Les entreprises suisses doivent devenir plus numériques
La force d'innovation de la Suisse est principalement due aux branches traditionnelles fortement ancrées dans le pays, comme la pharmacie, la chimie ou l'industrie des machines. En revanche, lorsqu'il s'agit d'innovations numériques, la Suisse ne joue pas dans la cour des grands, comme le montre l'index. Un coup d'œil sur une liste actuelle des entreprises les plus innovantes au monde, basée sur une enquête auprès des dirigeants d'entreprise, confirme cette thèse : aucune entreprise suisse ne figure parmi les 50 premières. Les premières places sont occupées par des acteurs numériques comme Apple, Google, Airbnb, Netflix ou Uber. Des innovations très remarquées ont surtout vu le jour dans le domaine numérique et plus particulièrement dans le secteur business-to-consumer.

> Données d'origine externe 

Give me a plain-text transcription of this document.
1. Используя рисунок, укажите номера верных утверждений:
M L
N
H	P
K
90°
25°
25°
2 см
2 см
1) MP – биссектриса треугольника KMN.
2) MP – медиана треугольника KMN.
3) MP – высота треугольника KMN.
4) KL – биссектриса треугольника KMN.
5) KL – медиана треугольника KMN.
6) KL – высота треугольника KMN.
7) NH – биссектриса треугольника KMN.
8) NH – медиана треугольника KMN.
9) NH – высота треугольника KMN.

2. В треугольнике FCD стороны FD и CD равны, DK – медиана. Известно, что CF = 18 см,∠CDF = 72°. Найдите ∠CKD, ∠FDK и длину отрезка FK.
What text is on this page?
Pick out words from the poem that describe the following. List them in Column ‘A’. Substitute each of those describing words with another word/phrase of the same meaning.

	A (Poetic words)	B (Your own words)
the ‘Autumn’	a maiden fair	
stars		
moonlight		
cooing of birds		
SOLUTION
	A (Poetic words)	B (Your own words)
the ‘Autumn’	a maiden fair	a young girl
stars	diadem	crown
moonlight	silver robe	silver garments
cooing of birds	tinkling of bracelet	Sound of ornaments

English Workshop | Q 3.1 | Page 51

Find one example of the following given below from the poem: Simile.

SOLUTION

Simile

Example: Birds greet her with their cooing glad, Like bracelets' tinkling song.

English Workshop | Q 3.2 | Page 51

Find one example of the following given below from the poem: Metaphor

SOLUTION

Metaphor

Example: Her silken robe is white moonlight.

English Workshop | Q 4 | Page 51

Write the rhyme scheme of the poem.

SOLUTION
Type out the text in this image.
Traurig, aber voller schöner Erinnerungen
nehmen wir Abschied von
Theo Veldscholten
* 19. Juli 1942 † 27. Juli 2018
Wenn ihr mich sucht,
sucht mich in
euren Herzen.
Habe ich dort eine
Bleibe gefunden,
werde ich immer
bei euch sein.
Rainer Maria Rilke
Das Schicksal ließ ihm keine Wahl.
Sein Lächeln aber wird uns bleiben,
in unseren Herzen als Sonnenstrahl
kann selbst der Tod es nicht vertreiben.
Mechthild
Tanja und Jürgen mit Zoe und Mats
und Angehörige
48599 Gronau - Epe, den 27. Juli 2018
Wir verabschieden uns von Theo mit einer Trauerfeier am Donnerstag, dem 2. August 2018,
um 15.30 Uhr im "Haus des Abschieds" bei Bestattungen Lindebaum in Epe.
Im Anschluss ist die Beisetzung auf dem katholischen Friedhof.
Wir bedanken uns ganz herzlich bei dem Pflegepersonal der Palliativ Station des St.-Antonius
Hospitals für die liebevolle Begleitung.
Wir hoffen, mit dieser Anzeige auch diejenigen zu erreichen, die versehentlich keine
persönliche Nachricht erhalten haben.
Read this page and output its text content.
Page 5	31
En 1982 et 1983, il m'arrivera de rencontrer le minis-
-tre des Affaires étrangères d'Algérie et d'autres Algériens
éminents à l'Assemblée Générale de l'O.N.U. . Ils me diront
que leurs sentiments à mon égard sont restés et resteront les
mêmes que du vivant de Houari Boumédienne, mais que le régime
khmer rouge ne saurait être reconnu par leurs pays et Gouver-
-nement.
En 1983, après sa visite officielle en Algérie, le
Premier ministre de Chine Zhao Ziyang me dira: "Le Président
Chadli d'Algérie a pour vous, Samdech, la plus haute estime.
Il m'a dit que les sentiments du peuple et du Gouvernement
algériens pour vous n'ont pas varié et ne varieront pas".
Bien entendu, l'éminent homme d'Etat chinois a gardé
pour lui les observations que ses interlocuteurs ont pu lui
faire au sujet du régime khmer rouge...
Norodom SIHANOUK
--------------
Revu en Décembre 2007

Reto Savoia déclare à ce sujet : "Ce qui est finalement décisif, c'est la mesure dans laquelle les entreprises établies en Suisse misent sur le développement et l'application d'innovations numériques et sur l'optimisation de leurs processus. L'État peut certes exercer une influence non négligeable, mais finalement seulement indirecte, sur la capacité d'innovation numérique grâce à des incitations et des conditions-cadres appropriées. Les entreprises jouent donc un rôle central lorsqu'il s'agit d'améliorer la position de la Suisse dans l'indice 'Capacité d'innovation numérique'. Les entreprises suisses ont bien sûr reconnu depuis longtemps l'importance de la numérisation. Néanmoins, le potentiel semble encore loin d'être épuisé dans la plupart des entreprises".